Keputusan Komisi Pemilihan Umum (KPU) Nomor 731 Tahun 2025 yang sempat menutup akses publik terhadap dokumen persyaratan calon presiden dan wakil presiden menjadi sorotan tajam. Meski kebijakan tersebut sudah dibatalkan setelah gelombang kritik, polemik yang ditimbulkan dianggap sebagai alarm bahaya bagi kualitas demokrasi Indonesia.
Netfid Indonesia menilai keputusan KPU itu menunjukkan adanya gejala sistemik yang lebih serius: birokratisasi elitis, krisis akuntabilitas, dan lemahnya budaya transparansi politik. “Kegaduhan ini tidak sekadar soal teknis administrasi, tetapi refleksi dari politik yang semakin tertutup dan eksklusif,” ujar Ketua Umum Netfid Indonesia, M. Afit Khomsani.
Menurut Netfid, langkah KPU menutup akses 16 dokumen penting—mulai dari ijazah, surat keterangan bebas pidana, hingga laporan harta kekayaan—telah menurunkan kepercayaan publik. Situasi ini dikhawatirkan melahirkan delegitimasi pemilu dan memperkuat polarisasi di tengah masyarakat.
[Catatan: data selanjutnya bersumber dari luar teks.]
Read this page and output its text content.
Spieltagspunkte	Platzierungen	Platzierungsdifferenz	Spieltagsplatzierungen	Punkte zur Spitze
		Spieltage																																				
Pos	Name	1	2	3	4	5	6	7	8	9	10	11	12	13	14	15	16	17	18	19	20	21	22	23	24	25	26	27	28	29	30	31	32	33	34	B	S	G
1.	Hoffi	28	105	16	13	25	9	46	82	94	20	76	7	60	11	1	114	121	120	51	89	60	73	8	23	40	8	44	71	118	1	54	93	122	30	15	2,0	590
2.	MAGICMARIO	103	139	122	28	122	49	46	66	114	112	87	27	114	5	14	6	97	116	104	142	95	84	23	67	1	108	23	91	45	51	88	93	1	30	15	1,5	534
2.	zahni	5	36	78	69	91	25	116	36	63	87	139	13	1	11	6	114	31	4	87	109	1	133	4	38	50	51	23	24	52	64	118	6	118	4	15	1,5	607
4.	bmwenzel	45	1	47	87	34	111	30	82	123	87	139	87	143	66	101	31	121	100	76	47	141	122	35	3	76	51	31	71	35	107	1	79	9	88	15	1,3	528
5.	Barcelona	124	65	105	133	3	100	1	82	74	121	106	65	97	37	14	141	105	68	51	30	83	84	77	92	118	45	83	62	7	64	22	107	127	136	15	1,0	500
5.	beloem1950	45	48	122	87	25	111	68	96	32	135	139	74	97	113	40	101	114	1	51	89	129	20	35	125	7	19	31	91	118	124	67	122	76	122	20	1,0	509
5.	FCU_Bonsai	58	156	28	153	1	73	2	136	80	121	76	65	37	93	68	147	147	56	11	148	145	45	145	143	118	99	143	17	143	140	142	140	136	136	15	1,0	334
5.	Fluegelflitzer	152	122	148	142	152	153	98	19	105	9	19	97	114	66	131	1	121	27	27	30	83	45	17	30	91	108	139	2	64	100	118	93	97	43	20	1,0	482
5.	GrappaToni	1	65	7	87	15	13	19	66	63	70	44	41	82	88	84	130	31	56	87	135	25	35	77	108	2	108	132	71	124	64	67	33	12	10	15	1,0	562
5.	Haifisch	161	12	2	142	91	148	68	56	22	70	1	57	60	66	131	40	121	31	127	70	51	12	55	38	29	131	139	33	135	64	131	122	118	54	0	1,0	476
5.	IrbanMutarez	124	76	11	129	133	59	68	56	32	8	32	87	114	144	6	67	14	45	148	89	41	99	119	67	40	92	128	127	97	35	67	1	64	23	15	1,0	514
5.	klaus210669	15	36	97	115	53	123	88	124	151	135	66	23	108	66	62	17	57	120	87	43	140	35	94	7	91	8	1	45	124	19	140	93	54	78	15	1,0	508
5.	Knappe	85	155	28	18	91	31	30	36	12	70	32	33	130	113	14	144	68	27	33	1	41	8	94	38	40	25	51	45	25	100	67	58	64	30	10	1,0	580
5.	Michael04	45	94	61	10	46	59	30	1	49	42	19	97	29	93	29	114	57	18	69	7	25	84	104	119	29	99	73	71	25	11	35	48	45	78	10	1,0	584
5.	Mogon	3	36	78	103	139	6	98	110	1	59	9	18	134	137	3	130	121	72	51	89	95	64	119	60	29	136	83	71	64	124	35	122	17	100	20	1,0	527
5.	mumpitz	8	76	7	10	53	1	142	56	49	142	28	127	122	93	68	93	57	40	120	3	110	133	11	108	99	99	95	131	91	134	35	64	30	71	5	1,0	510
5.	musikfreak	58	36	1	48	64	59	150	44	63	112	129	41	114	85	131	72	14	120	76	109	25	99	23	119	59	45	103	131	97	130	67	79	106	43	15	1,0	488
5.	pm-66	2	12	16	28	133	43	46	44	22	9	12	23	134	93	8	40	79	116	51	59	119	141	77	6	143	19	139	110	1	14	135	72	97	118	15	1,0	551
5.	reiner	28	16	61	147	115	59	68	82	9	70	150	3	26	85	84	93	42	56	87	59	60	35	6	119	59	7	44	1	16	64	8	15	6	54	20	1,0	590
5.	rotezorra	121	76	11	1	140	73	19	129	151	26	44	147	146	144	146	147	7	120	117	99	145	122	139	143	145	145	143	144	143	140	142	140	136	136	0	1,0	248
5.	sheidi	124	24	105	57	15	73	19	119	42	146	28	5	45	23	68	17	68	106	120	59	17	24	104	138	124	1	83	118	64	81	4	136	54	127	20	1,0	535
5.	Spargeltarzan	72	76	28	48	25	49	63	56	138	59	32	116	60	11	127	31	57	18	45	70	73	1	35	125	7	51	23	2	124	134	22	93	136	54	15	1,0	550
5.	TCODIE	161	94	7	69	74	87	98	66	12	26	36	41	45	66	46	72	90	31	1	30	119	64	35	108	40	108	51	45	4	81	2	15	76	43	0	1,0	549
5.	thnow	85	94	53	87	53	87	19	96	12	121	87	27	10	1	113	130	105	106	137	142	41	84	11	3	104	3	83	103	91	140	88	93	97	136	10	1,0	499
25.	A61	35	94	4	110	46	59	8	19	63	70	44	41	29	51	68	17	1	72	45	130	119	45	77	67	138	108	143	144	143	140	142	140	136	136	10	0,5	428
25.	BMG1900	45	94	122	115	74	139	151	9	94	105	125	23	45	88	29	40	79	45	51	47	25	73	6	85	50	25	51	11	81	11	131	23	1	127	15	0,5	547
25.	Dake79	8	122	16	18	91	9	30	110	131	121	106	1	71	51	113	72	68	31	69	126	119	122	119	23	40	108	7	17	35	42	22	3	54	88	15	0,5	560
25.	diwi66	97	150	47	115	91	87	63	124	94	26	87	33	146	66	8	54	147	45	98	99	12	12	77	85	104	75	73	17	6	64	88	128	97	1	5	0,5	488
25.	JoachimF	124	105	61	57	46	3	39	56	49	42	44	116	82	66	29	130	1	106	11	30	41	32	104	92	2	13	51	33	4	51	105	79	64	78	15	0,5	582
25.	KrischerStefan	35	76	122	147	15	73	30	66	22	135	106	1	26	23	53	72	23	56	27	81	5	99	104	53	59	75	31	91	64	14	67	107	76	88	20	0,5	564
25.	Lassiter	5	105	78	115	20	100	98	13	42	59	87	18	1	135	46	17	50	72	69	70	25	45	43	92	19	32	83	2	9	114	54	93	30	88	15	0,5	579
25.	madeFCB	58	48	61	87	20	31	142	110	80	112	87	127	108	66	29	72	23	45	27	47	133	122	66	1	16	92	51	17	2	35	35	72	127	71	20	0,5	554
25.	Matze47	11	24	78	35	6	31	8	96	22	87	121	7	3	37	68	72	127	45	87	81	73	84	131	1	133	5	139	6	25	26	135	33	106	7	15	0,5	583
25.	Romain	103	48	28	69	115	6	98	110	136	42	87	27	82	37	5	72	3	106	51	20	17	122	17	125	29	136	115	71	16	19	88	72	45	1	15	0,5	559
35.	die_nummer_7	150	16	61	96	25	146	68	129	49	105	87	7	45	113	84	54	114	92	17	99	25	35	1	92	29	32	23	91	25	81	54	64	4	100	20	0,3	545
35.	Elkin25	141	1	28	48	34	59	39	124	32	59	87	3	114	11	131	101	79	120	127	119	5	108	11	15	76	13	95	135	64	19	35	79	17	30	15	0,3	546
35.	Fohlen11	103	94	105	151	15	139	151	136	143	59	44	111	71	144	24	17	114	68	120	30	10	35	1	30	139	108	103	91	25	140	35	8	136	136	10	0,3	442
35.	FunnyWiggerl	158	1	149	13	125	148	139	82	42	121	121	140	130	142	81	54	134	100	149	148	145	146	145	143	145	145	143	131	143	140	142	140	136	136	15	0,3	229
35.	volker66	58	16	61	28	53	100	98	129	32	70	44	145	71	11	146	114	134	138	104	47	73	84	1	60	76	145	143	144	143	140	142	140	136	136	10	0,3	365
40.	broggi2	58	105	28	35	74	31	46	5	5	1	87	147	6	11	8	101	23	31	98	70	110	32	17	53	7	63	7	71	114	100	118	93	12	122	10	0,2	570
Meski mengapresiasi koreksi KPU yang akhirnya membatalkan keputusan tersebut, Netfid menegaskan bahwa persoalan belum selesai. Organisasi ini mendorong Presiden dan DPR untuk segera memanggil KPU guna meminta penjelasan terbuka dan evaluasi menyeluruh. “Tanpa pengawasan ketat, bukan tidak mungkin keputusan serupa kembali terjadi dan mencederai prinsip demokrasi,” tambah Afit.
Netfid juga mengingatkan bahwa independensi KPU tidak berarti kebal kritik. Justru, sebagai lembaga penyelenggara pemilu, keterbukaan dan akuntabilitas publik harus dijadikan fondasi. Bagi Netfid, demokrasi hanya bisa sehat jika rakyat dilibatkan penuh, termasuk dalam mengakses dokumen yang menentukan kualitas calon pemimpin bangsa.
“Krisis kepercayaan publik adalah risiko paling berbahaya dari kasus ini. Demokrasi tidak boleh direduksi menjadi prosedur formal, melainkan harus menjamin hak rakyat untuk tahu dan mengawasi,” tegas Afit.
Netfid pun menyerukan masyarakat sipil, media, dan akademisi agar terus mengawal jalannya pemilu dengan kritis. Tanpa keterbukaan, menurut mereka, pemilu hanya akan menjadi panggung oligarki yang bersembunyi di balik prosedur demokratis.